L’Allemagne fait figure de bonne élève au sujet du nouveau coronavirus. Si le nombre de cas est parmi les plus élevés - 159 912 personnes infectées au 29 avril, plaçant le pays juste après les États-Unis, l’Espagne, l’Italie et la France - le taux de létalité y est particulièrement bas.

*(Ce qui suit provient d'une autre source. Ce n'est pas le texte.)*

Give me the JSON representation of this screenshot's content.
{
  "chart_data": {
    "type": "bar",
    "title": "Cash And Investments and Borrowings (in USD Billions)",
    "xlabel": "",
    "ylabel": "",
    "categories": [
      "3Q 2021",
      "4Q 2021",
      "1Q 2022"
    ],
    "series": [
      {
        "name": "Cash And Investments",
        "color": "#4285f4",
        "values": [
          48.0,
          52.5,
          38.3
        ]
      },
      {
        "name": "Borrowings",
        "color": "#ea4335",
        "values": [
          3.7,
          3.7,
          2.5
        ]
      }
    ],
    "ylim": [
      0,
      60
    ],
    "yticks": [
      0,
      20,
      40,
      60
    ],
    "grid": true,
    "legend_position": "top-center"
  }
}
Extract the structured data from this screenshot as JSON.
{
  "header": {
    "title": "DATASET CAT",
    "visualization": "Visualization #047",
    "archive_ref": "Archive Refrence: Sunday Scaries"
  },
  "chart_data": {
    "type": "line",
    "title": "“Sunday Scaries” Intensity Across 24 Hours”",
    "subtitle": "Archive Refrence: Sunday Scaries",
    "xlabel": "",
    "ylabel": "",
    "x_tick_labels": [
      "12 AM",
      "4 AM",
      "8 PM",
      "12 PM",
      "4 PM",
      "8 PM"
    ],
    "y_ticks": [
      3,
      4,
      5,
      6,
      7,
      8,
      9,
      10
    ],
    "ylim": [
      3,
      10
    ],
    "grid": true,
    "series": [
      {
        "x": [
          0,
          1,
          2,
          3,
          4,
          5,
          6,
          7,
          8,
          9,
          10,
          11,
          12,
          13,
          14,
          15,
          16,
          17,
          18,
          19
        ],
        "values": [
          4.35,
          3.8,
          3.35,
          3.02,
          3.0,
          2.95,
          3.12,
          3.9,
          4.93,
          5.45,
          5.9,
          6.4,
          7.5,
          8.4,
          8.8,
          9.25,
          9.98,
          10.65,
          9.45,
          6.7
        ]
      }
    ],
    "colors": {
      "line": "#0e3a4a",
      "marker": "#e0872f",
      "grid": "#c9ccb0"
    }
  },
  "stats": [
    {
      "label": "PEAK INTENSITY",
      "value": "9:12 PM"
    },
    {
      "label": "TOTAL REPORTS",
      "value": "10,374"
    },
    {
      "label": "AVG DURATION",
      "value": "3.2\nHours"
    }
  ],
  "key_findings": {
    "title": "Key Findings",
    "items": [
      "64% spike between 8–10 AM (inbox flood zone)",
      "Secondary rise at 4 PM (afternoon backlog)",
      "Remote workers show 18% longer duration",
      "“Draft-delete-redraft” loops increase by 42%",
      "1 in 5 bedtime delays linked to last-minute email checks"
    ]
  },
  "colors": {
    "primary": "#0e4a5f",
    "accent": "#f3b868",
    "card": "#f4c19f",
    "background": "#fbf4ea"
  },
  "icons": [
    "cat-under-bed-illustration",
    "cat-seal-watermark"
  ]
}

Dès le 17 avril, le ministre de la santé allemand, Jens Spahn, affirmait que le Covid-19 était “sous contrôle et gérable”, avec un taux de reproduction - le nombre de personnes infectées par un malade - de seulement 0,7. Une victoire liée à la gestion de l’épidémie ainsi qu’à une bonne préparation. Au début de la crise, le pays comptait 28 000 lits disponibles en soins intensifs, selon France Inter, soit 6 pour 1 000 habitants, l’un des taux les plus élevés du monde. “Nous avons commencé très tôt les tests de diagnostic et à une grande échelle, c'est ainsi que nous avons stoppé l'épidémie”, expliquait le virologue Christian Drosten dans The Guardian, ce 26 avril.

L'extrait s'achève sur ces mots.